“I’ve only lasted half-a-day today. I feel tired and weary and I just needed to get away from the office.”
This was social worker Pam Stopforth speaking today on her first day back at work after a week pretending to be a lonely and isolated older person as part of social experiment organised for Isolation Week.
The experience, which included wearing vision-impaired glasses and diving gloves in order to carry out specific tasks and living alone without speaking to anyone for a week, proved unexpectedly taxing but left her with insights as to how to improve her own practice.
Prior to the experiment, she had been working with Liverpool Hope University to look at how social work students and volunteers can be used to provide low-level support for older people living in the community or in care settings.
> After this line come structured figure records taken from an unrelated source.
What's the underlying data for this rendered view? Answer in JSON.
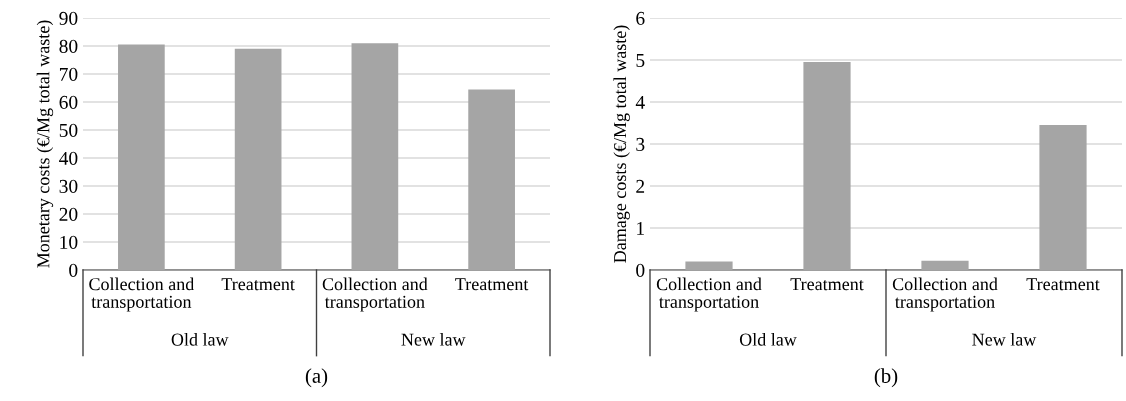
{
  "chart_data": [
    {
      "type": "bar",
      "title": "(a)",
      "ylabel": "Monetary costs (€/Mg total waste)",
      "categories": [
        "Collection and\ntransportation",
        "Treatment",
        "Collection and\ntransportation",
        "Treatment"
      ],
      "values": [
        80.5,
        79,
        81,
        64.5
      ],
      "color": "#a5a5a5",
      "ylim": [
        0,
        90
      ],
      "yticks": [
        0,
        10,
        20,
        30,
        40,
        50,
        60,
        70,
        80,
        90
      ],
      "grid": "y",
      "legend": false,
      "annotations": [
        "Old law",
        "New law"
      ]
    },
    {
      "type": "bar",
      "title": "(b)",
      "ylabel": "Damage costs (€/Mg total waste)",
      "categories": [
        "Collection and\ntransportation",
        "Treatment",
        "Collection and\ntransportation",
        "Treatment"
      ],
      "values": [
        0.2,
        4.95,
        0.22,
        3.45
      ],
      "color": "#a5a5a5",
      "ylim": [
        0,
        6
      ],
      "yticks": [
        0,
        1,
        2,
        3,
        4,
        5,
        6
      ],
      "grid": "y",
      "legend": false,
      "annotations": [
        "Old law",
        "New law"
      ]
    }
  ]
}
Now Pam, who is the dementia development co-ordinator for Liverpool-based social care enterprise PSS, is determined to use social work students or volunteers in some form of befriending service where people phone up or visit older people for a chat on a regular basis in order to check whether they are well.
She points out this will not cost much and needs to be offered to people as part of a menu of support options, particularly for people who may find it difficult to get out. This was pertinent for her as she found the tasks had left her with a bad back, making walking difficult.
During the experiment, which was run by the charity Friends of the Elderly, she was particularly struck at how she lost motivation through depression by not going out and seeing people.
In the last of a series of daily blogs, she wrote: “I can’t quite put in to words yet the depth of emotions I have experienced this week, but one thing is for sure – this experience will stay with me forever.”
Speaking today to Community Care she said: “I was consumed by lethargy. I had reports to write and I thought I could do them at my leisure during the week and get them all finished. But I didn’t have the concentration and lacked motivation,” she said.